The researchers believe there are several factors — you can guilt adult children into caring for you, older adults may live healthier lives to beat their grandchildren when their kids aren’t looking. Personally, we think childless older people are more likely to fall off their jetskis or flip their dune buggies. You know, the ones they can afford when they retire because they didn’t pay for tuition, karate gis and dowries.
Researchers also noted that when people who live longer with children are asked about that time, they agree that life does feel longer and “like, an eternity since they pooped with the door closed.”
Based on an analysis of previous and the current generation, scientists now believe that 115 years may be the upper limit of how far we can age until everything just shuts the f*ck down. Sure, there might be one or two every couple of generations who make it past 120, but it’s so unlikely that “you’d have to scour 10,000 planet Earths to find just one 125-year-old.”

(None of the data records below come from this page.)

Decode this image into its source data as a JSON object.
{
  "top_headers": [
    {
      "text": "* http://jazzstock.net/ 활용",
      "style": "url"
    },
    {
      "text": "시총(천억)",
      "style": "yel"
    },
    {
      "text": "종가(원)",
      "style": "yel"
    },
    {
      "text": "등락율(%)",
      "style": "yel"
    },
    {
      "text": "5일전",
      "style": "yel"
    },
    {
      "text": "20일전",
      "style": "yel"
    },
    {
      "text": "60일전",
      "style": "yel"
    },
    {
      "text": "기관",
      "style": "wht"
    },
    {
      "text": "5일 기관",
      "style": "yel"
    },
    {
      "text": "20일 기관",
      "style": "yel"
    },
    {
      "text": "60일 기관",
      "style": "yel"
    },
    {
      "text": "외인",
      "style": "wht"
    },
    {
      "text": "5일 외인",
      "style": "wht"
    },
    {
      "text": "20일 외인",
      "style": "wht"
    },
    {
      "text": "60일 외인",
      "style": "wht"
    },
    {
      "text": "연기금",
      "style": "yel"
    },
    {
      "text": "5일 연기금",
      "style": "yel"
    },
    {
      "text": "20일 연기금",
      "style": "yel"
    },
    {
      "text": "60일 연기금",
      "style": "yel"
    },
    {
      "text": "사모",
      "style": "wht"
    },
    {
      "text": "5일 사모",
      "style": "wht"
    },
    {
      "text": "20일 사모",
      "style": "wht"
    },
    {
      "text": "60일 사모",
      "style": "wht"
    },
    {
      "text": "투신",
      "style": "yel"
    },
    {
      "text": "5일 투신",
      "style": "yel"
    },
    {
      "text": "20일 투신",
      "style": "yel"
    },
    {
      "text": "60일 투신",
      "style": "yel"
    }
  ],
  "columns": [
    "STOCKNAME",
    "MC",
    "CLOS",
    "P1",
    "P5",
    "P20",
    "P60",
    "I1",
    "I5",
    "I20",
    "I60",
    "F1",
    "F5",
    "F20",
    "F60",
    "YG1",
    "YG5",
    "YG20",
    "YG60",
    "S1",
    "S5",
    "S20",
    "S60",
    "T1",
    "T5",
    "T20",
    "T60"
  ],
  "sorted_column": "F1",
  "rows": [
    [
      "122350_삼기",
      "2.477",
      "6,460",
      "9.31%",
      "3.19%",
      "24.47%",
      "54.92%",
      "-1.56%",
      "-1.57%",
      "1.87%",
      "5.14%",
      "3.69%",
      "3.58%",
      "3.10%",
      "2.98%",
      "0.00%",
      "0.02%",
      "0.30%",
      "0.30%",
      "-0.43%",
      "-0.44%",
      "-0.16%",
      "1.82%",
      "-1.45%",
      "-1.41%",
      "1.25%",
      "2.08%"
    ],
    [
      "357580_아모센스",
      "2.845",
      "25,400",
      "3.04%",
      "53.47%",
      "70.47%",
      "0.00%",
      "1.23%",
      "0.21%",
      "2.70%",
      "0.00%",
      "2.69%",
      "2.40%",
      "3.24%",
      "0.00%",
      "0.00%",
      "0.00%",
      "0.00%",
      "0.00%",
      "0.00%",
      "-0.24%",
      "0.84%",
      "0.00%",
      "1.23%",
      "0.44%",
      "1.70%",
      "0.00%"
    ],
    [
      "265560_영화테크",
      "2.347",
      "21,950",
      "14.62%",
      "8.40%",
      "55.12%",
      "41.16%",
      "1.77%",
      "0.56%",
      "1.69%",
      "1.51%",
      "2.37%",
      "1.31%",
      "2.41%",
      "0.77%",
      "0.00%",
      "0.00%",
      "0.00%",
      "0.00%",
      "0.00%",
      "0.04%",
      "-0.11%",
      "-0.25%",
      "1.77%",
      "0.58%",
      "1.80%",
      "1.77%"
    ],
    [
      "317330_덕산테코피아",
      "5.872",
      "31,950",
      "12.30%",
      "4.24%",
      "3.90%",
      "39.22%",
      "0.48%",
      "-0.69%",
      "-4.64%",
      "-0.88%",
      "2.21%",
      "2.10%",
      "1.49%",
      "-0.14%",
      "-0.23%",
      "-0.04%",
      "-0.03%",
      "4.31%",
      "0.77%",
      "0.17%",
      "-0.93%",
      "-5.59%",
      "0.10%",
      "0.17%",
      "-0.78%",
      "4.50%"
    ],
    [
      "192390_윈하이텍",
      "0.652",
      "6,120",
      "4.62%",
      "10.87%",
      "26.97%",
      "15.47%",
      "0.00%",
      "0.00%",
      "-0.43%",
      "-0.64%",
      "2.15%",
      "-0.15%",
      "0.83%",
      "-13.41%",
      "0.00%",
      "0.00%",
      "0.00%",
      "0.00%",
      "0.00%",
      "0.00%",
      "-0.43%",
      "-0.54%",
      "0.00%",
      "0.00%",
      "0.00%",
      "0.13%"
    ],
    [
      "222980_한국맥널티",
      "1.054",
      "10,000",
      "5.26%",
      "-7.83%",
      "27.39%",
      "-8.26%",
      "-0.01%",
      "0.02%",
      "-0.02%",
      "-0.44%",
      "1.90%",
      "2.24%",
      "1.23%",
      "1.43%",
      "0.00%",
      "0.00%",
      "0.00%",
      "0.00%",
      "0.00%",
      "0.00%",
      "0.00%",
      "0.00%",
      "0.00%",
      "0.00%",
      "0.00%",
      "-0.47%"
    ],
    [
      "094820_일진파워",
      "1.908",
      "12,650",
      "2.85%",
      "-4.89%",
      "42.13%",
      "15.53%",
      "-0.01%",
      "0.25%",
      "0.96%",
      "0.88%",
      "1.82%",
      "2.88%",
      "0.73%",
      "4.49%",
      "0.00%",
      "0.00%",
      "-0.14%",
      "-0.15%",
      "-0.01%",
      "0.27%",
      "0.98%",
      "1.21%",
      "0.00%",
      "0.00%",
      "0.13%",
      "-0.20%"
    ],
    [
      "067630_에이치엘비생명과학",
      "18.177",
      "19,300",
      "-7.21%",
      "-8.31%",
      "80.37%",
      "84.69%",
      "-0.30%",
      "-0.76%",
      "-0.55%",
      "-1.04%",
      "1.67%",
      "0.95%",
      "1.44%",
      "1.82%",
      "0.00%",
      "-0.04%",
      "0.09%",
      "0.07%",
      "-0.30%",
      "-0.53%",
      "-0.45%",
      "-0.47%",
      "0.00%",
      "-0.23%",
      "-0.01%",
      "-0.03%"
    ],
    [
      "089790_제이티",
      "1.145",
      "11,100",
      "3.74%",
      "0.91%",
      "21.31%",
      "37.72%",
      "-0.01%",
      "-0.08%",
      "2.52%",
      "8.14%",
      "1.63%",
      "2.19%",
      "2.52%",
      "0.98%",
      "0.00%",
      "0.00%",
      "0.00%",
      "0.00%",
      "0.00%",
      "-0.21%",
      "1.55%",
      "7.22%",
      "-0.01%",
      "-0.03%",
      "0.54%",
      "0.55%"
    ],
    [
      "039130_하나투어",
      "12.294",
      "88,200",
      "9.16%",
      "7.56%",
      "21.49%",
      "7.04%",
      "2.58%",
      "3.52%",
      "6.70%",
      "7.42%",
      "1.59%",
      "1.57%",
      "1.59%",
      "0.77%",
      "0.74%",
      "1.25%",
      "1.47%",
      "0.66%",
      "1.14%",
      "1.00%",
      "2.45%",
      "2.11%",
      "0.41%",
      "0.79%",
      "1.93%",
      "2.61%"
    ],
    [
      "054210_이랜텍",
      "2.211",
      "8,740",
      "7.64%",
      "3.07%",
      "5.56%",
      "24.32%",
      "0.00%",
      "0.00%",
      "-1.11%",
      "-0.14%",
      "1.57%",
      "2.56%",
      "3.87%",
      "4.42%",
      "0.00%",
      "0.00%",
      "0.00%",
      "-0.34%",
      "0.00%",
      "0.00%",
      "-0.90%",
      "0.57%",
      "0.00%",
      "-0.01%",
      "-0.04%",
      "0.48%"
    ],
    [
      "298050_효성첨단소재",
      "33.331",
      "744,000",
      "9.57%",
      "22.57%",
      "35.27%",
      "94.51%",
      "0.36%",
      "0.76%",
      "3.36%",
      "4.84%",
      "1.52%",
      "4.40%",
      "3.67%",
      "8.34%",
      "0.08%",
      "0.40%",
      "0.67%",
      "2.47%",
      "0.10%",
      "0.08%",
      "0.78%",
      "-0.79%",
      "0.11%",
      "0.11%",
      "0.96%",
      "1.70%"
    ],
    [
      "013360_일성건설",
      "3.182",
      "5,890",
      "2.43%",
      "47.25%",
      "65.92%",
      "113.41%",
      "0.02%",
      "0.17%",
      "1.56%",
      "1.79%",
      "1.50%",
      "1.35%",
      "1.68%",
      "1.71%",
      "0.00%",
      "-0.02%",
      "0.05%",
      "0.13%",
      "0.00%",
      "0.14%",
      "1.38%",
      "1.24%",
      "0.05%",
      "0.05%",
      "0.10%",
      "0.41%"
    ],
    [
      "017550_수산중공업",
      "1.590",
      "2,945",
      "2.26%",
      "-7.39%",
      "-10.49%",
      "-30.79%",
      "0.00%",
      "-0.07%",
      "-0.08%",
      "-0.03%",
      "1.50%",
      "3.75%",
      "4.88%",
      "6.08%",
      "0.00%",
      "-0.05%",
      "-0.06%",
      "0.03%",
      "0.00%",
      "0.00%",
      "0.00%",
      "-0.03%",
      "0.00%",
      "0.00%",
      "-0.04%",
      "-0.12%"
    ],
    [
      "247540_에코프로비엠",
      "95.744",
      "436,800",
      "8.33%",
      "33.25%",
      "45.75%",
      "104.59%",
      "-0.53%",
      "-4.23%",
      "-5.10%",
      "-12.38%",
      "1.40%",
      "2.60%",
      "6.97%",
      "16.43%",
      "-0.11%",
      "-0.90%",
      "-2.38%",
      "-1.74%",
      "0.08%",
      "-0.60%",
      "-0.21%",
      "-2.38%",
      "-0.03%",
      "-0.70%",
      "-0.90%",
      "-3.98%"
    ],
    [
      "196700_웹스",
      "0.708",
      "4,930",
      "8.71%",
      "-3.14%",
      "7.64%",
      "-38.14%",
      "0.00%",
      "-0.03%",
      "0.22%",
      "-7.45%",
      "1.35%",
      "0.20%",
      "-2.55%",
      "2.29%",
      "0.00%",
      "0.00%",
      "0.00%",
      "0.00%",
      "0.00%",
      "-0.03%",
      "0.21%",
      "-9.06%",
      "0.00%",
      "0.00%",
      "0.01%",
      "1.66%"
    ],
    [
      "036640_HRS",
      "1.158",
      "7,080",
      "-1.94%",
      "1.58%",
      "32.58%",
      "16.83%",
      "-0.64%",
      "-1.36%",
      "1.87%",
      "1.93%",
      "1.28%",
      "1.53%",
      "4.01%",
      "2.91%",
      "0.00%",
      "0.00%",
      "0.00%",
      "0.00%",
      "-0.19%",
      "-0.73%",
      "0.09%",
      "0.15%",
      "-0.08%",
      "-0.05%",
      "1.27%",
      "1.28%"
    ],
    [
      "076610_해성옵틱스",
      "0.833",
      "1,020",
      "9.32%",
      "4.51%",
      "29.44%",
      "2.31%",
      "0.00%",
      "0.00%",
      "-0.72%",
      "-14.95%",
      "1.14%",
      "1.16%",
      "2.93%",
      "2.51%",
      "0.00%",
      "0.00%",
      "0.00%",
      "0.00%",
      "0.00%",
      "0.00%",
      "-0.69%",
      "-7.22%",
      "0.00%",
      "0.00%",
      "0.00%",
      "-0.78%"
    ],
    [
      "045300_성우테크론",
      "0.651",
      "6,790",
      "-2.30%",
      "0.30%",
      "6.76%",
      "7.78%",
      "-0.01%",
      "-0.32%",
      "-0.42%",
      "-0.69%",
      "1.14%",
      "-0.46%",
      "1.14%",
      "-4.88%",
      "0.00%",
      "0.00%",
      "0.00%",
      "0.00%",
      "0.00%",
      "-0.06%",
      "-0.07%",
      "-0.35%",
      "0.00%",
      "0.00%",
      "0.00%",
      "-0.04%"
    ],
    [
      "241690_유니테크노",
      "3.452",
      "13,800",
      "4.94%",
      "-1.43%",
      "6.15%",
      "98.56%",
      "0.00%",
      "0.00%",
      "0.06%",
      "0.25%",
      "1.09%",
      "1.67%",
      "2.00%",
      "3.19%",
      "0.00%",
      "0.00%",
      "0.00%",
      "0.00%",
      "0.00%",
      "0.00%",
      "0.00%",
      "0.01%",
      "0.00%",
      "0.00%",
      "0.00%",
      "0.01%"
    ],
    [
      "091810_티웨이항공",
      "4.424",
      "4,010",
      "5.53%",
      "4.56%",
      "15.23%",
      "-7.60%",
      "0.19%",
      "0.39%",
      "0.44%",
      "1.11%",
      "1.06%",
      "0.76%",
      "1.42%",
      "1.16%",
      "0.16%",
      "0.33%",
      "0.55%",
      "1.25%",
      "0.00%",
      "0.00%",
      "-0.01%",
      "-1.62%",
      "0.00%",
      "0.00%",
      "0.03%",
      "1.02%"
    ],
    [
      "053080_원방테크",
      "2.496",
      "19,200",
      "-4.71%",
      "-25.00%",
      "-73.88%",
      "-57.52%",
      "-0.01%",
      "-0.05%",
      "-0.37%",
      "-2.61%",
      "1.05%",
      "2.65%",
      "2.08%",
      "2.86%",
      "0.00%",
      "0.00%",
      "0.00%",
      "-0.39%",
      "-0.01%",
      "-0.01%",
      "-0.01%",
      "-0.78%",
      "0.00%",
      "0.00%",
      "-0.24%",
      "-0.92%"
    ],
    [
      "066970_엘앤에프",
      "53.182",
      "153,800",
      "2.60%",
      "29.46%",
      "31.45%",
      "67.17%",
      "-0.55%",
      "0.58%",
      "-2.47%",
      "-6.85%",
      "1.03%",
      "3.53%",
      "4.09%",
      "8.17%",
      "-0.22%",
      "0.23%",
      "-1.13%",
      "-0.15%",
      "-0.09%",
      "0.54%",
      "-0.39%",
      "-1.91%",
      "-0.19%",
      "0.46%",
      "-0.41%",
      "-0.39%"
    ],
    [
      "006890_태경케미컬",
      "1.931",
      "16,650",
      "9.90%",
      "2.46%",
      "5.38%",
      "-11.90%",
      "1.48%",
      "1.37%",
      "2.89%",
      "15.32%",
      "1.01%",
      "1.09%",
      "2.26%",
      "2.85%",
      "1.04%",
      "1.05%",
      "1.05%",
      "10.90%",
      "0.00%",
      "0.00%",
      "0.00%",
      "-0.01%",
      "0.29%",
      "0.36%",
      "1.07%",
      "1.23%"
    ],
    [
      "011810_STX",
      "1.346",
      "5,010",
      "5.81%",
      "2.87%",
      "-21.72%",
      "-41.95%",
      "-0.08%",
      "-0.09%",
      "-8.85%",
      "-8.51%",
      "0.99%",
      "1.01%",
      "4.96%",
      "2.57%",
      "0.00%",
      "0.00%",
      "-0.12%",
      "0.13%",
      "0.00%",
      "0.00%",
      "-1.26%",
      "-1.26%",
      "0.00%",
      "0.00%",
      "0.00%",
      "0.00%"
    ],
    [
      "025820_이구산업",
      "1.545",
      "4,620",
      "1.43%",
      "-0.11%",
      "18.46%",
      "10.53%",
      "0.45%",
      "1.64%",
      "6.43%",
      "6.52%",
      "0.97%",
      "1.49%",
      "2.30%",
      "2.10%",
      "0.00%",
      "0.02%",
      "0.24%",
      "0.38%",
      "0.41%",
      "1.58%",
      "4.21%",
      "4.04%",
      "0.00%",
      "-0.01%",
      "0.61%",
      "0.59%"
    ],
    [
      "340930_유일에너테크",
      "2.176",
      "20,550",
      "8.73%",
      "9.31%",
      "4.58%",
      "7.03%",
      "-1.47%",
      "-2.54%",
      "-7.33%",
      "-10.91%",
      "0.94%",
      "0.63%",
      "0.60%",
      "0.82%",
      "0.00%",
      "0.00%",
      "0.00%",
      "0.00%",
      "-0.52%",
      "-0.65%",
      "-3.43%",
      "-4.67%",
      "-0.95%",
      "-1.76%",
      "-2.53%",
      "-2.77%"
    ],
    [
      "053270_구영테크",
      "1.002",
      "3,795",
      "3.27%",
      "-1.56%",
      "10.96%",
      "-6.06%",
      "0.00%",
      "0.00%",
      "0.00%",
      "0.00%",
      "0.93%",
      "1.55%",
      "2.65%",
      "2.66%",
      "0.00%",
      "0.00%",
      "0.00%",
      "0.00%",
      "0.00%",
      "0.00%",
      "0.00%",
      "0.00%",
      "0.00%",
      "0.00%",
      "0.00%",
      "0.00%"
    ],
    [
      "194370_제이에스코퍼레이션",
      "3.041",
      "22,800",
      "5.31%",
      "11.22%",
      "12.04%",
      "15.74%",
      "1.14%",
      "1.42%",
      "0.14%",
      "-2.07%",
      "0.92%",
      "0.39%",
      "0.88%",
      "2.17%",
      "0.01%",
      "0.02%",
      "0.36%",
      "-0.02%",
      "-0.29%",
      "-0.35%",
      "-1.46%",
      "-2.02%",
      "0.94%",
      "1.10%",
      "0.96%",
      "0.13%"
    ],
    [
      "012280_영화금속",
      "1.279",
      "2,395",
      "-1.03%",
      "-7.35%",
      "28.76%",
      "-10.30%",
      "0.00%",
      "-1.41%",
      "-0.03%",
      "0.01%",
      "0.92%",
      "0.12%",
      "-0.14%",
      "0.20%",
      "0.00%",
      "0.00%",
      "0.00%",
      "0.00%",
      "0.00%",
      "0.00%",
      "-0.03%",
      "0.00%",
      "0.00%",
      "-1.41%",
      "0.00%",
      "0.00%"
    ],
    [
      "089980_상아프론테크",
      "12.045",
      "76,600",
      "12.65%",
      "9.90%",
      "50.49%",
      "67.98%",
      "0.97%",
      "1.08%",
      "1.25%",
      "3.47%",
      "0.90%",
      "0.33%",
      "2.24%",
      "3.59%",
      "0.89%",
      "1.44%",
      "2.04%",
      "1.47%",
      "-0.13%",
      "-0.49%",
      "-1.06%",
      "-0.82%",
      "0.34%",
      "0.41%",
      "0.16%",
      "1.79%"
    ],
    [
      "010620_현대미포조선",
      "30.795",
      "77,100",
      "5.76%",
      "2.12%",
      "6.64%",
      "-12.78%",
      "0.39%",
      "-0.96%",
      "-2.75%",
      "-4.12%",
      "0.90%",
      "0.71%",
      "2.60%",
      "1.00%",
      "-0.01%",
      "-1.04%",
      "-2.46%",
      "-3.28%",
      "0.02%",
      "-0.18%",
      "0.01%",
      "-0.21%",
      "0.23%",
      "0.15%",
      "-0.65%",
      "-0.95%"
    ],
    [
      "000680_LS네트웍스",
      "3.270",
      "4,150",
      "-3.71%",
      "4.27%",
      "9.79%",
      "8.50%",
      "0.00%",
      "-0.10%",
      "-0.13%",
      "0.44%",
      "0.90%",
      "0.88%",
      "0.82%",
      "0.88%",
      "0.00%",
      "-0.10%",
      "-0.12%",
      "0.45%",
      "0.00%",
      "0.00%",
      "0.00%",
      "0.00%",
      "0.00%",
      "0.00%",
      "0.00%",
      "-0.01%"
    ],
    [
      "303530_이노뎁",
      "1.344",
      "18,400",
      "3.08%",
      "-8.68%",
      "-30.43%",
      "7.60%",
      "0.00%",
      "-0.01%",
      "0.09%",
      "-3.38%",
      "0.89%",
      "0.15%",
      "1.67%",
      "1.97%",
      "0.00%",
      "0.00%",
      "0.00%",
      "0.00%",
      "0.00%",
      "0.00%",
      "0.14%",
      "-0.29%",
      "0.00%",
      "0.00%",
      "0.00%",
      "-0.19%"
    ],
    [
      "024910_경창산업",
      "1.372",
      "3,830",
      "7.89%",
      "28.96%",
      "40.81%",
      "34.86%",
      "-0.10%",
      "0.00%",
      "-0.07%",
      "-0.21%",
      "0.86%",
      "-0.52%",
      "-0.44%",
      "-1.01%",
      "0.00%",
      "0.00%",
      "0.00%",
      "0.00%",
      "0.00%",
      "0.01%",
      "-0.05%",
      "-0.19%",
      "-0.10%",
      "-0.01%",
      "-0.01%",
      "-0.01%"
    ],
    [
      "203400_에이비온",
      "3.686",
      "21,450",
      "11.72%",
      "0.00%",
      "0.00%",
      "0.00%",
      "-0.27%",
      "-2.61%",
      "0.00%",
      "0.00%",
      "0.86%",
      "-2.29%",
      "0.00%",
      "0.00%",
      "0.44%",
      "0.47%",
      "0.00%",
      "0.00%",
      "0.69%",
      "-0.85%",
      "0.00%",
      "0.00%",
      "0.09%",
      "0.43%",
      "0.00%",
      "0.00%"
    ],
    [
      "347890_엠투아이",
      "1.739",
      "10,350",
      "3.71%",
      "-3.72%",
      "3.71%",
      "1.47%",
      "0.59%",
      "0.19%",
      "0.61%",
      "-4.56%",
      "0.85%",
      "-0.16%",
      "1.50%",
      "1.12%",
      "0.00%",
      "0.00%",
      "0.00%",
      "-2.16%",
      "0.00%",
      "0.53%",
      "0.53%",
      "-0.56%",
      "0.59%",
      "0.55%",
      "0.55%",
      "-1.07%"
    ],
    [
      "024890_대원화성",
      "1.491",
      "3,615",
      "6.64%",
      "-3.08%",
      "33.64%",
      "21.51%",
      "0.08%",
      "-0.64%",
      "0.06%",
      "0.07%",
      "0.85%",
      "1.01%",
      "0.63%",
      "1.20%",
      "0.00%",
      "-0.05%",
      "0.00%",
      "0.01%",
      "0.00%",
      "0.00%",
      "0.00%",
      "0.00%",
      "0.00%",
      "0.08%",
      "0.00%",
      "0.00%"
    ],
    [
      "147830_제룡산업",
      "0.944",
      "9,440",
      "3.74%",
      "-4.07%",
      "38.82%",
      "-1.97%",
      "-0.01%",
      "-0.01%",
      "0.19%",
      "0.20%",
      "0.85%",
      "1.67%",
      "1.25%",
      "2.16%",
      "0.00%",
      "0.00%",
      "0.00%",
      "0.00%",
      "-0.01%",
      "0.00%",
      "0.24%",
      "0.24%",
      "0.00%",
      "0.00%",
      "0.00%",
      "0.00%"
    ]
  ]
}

Skeptics of the research, however, note that we previously thought that 65, then 85, and then 105 were the longest the average person could possibly live. So, how do we know 115 is the definite limit this time, right?
The answer: maybe it’s not. Maybe we’ll continue to extend life long past it was supposed to end, filling project housing with unwashed Cryptkeepers in their early one-teens and -twenties. Because, while the number of years continues to go up past 65, are they even worth it? Or did our predecessors know something we didn’t about holding on past continence and mobility? All that smoking, drinking, fighting and bacon grease couldn’t have been for nothing.
There are a lot of expensive, invasive tests to determine how much time you have left on Earth. But there are also cheap, non-invasive ways that have nearly the same results, like the Sit-to-Stand Mortality Test. (By seeing how long and how many limbs it takes to help you stand, doctors can calculate how far along you are in the line to Mr. Death’s Wild Ride. Being unable to do it at all is pretty much Fast Pass.)
But an even simpler way is to test your grip. The stronger your grip strength, the longer you will survive cardiovascular disease, cancer, falls, fractures and respiratory illnesses. It won’t prevent those things (well, maybe a stronger grip will keep you from falling), but it paints a simple portrait of how much strength you have to endure and recover.
Of course, this test will only work until people start gaming the system by only working their wrists out. And the research still isn’t in on the Pornhub Workout.
Remember waaay back to Monday, when some crazy physicist suggested that our entire universe could be a simulation created by our evolutionary descendents to study us, sort of like a Sim Jurassic Park but for grandpas? Turns out Dr. Bostrom was close: we live in a video game.
Calculating that the average life spans about 80 years, he divided that time up for adults 35 and older into nearly a million half hours, and assigned each 30 minute period to be 1 microlife. Each microlife is about one millionth of life expectancy after age 35. He then assessed how unhealthy eating habits would impact a person’s total microlives.
If you, Average Human, start out with 1,401,600 microlives that begin ticking down immediately at your spawn point, then you can slow this down or even regain microlives by, say, eating a salad a day or exercising. Meanwhile, smoking will take away 10 microlives for every pack smoked.
Even gender affects your microlife count. Women regain 4 microlives a day compared to men, which explains why men are more affected by our mid-live crises: we’re desperately seeking a savepoint.
New York City mayor Michael Bloomberg announced that, despite the city’s best efforts, you just can’t kill off a New Yorker infestation. “Babies born in New York City in 2009 can expect to live on average 80.6 years, roughly 2-1/2 years more than the most recently reported national rate of 78.2 years,” the mayor told members of the press, ruefully shaking his head.
It was hoped that, by shortening human lifespans, this research would lead to a cure for the city’s bed bug problem — a plan that animal rights activists hailed as a fun exercise in role reversal. Alas, all of the Mayor Bloomberg’s initiatives, “including bans on public smoking and the use of trans-fats in restaurants,” have only resulted in more New Yorkers living longer neurotic lives.
“If you want to live longer and healthier than the average American, then come to New York City,” the mayor said before distributing cyanide capsules and pistols to his staff. “Me? I want off this merry-go-round, and I’ll do the same for anyone else.”